Deutschlandweit gibt es derzeit noch 38 Filialen - in einem Umkreis von durchschnittlich 75 bis 100 Kilometern ist immer eine erreichbar. In NRW unterhält die Bundesbank sieben Standorte.

"Es gibt natürlich weitreichendere Szenarien", erklärt Irmscher. Diese beträfen die gesamte Bundesbank und seien nicht regional begrenzt. Ein Beispiel für eine Krise wäre eine Epidemie oder Pandemie. Das wurde bei einer deutschlandweiten Übung mit dem Namen Lükex (Länder übergreifende Krisenmanagement-Übung) des Bundesamtes für Bevölkerungsschutz und Katastrophenhilfe bereits einmal durchgespielt. "Wir haben dafür Szenarien, mit welcher Mindestbesetzung man den Betrieb während einer Pandemie aufrechterhalten kann", sagt Irmscher.

Wichtig sei insbesondere auch die IT-Sicherheit.
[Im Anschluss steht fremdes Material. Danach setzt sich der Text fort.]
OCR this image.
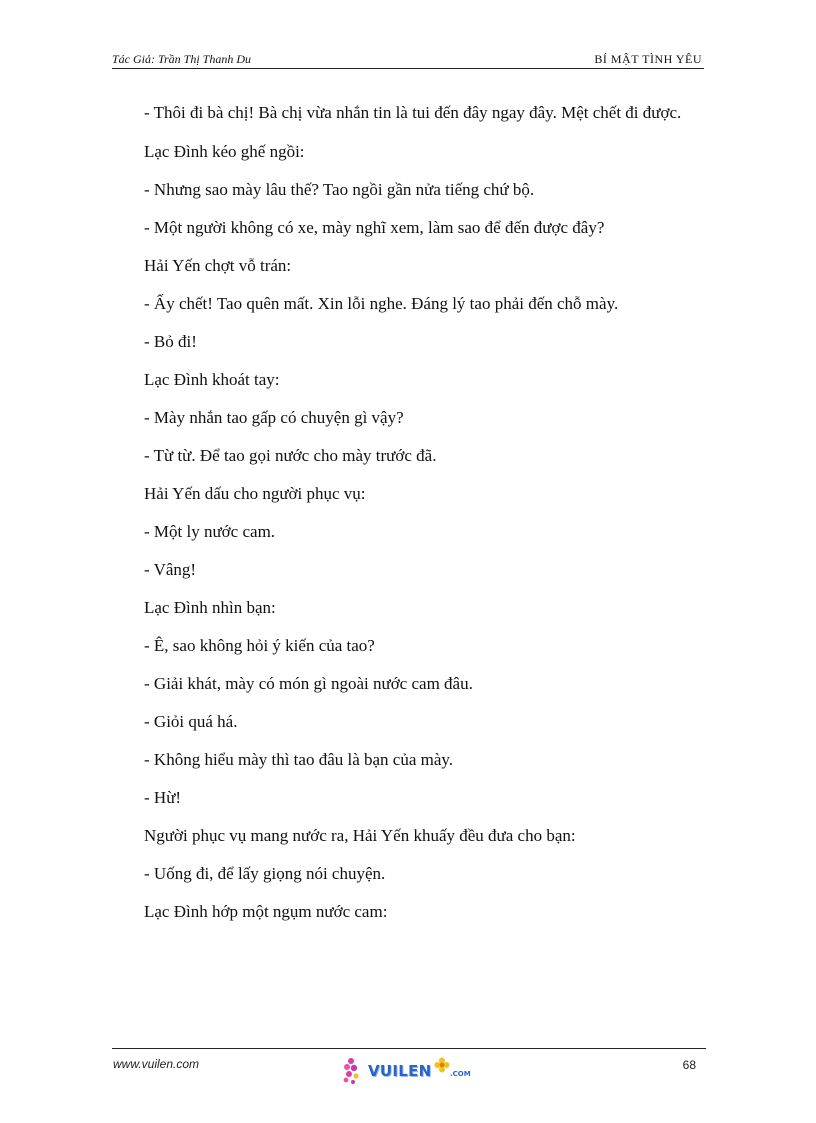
Tác Giả: Trần Thị Thanh Du	BÍ MẬT TÌNH YÊU

- Thôi đi bà chị! Bà chị vừa nhắn tin là tui đến đây ngay đây. Mệt chết đi được.

Lạc Đình kéo ghế ngồi:

- Nhưng sao mày lâu thế? Tao ngồi gần nửa tiếng chứ bộ.

- Một người không có xe, mày nghĩ xem, làm sao để đến được đây?

Hải Yến chợt vỗ trán:

- Ấy chết! Tao quên mất. Xin lỗi nghe. Đáng lý tao phải đến chỗ mày.

- Bỏ đi!

Lạc Đình khoát tay:

- Mày nhắn tao gấp có chuyện gì vậy?

- Từ từ. Để tao gọi nước cho mày trước đã.

Hải Yến dấu cho người phục vụ:

- Một ly nước cam.

- Vâng!

Lạc Đình nhìn bạn:

- Ê, sao không hỏi ý kiến của tao?

- Giải khát, mày có món gì ngoài nước cam đâu.

- Giỏi quá há.

- Không hiểu mày thì tao đâu là bạn của mày.

- Hừ!

Người phục vụ mang nước ra, Hải Yến khuấy đều đưa cho bạn:

- Uống đi, để lấy giọng nói chuyện.

Lạc Đình hớp một ngụm nước cam:

www.vuilen.com	VUILEN	.COM
68
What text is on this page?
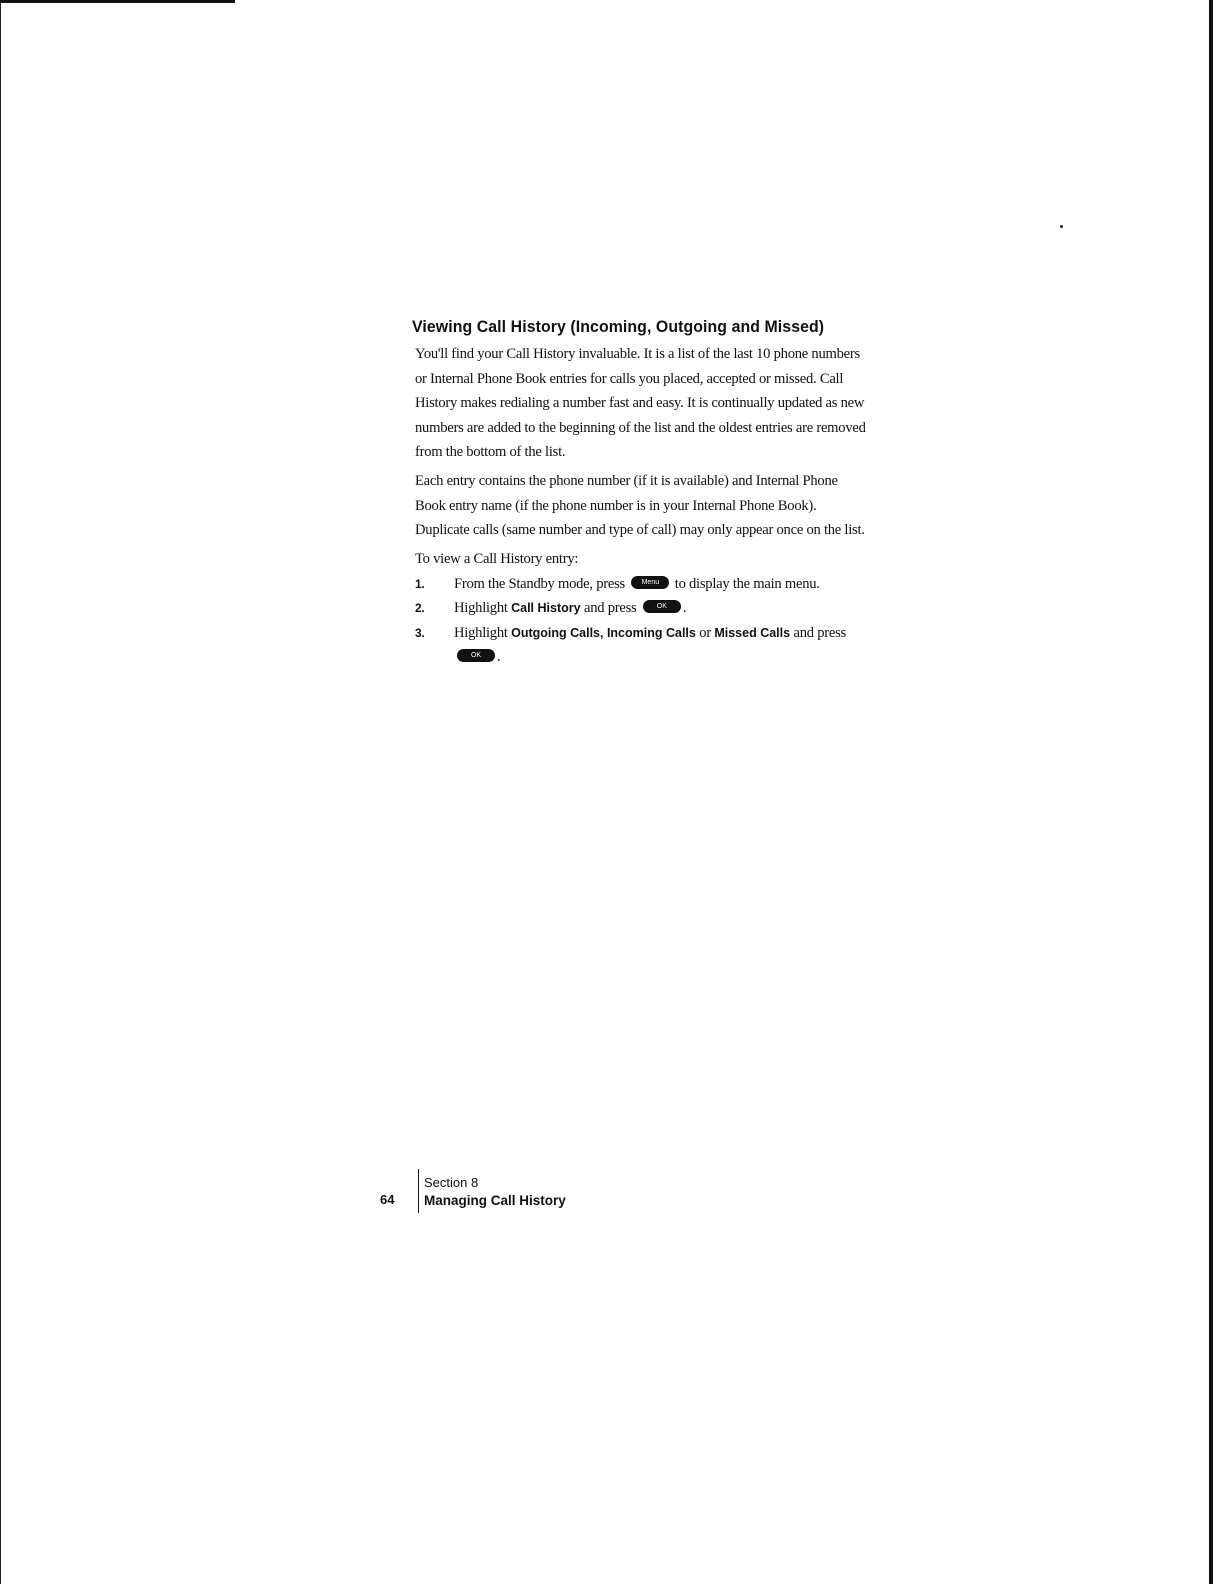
Viewing Call History (Incoming, Outgoing and Missed)

You'll find your Call History invaluable. It is a list of the last 10 phone numbers or Internal Phone Book entries for calls you placed, accepted or missed. Call History makes redialing a number fast and easy. It is continually updated as new numbers are added to the beginning of the list and the oldest entries are removed from the bottom of the list.

Each entry contains the phone number (if it is available) and Internal Phone Book entry name (if the phone number is in your Internal Phone Book). Duplicate calls (same number and type of call) may only appear once on the list.

To view a Call History entry:

1. From the Standby mode, press	Menu	to display the main menu.
2. Highlight Call History and press	OK	.
3. Highlight Outgoing Calls, Incoming Calls or Missed Calls and press
OK	.
64
Section 8
Managing Call History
Bei der Bundesbank gibt es rund 1000 IT-Spezialisten. Hinzu kommt externe Beratung. "Unsere IT-Infrastruktur ist auf dem neuesten Stand, gut gewartet und abgeschirmt. Gerade beim unbaren Zahlungsverkehr ist eine hohe Betriebsstabilität der Systeme extrem wichtig. Sichergestellt ist auch, dass die Bargeldtransaktionen mit unseren Kunden verbucht werden können."